Seale is a village in Surrey, England. Seale covers most of the civil parish of Seale and Sands and the steep slope and foot of the south side of the Hog's Back (mid-western section of the North Downs between Farnham and Guildford) as well as a large hill which exceeds it – as such is part of the Surrey Hills Area of Outstanding Natural Beauty.

The name, Seale, may derive from the Old English word for "hall" or, alternatively, for "willow" (see for example Salfords). Also possibly, a Viking word meaning, "to the pig", (in references to the Hog's Back).

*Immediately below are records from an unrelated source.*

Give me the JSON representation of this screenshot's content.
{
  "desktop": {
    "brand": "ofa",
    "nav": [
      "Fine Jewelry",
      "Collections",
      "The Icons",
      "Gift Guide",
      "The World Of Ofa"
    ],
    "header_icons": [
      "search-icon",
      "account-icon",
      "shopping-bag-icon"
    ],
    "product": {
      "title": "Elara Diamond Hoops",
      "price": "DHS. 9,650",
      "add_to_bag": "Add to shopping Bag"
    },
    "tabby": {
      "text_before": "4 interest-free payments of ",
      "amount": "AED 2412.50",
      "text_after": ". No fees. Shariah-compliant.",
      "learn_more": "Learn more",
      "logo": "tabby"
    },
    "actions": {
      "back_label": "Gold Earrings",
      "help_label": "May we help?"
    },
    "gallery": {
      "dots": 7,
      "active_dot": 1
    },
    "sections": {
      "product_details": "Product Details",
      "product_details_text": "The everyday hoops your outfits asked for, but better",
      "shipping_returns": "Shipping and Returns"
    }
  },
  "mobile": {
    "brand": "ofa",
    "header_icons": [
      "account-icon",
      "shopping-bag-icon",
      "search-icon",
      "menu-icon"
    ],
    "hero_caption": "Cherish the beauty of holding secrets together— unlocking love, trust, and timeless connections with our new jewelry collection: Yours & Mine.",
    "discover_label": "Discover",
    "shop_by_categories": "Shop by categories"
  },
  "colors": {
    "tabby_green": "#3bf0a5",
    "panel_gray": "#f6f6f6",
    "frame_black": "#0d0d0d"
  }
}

The Sands is not a relatively old name for any part of Seale, first recorded in Tudor period records, and derives from the quantities of Bargate sandstone and sand present in the far north-west of the Greensand Ridge especially in its high uplands, crowned here by the highest point in the parish, Crooksbury Hill.

Binton Farm takes its name from a Saxon settlement of Binton, which bears the prefix of an Old English personal name and standard suffix for any settlement.

At the top of a short dry valley, at the foot of the steep Hog's Back, is the parish church of St Laurence, Seale. 800m down the valley is a spring, whose stream leads to Cutt Mill and hence to the Wey. The land undulates, between 165m in the southwest, down to 55m in the east. The north border is the 100 to 140m crest of a long range of hills with the popular name, the Hog's Back.

Seale in the Kingdom of England remained in its county but was also in the hundred of Farnham. Successive bishops retained right of free warren and other manorial privileges into the 19th century.

Seale's medieval parish church and rector served equally Tongham to the north until 1866, however much of the land was owned by the Bishop of Winchester who owned much of far-west Surrey since the early holder of that position Henry (of Blois) or Winchester, who used his power and status to build Farnham Castle.

The manor farm, evidencing this, were tenants of the Bishops of Winchester "for three lives" from 1839 (although they sold this interest in 1856).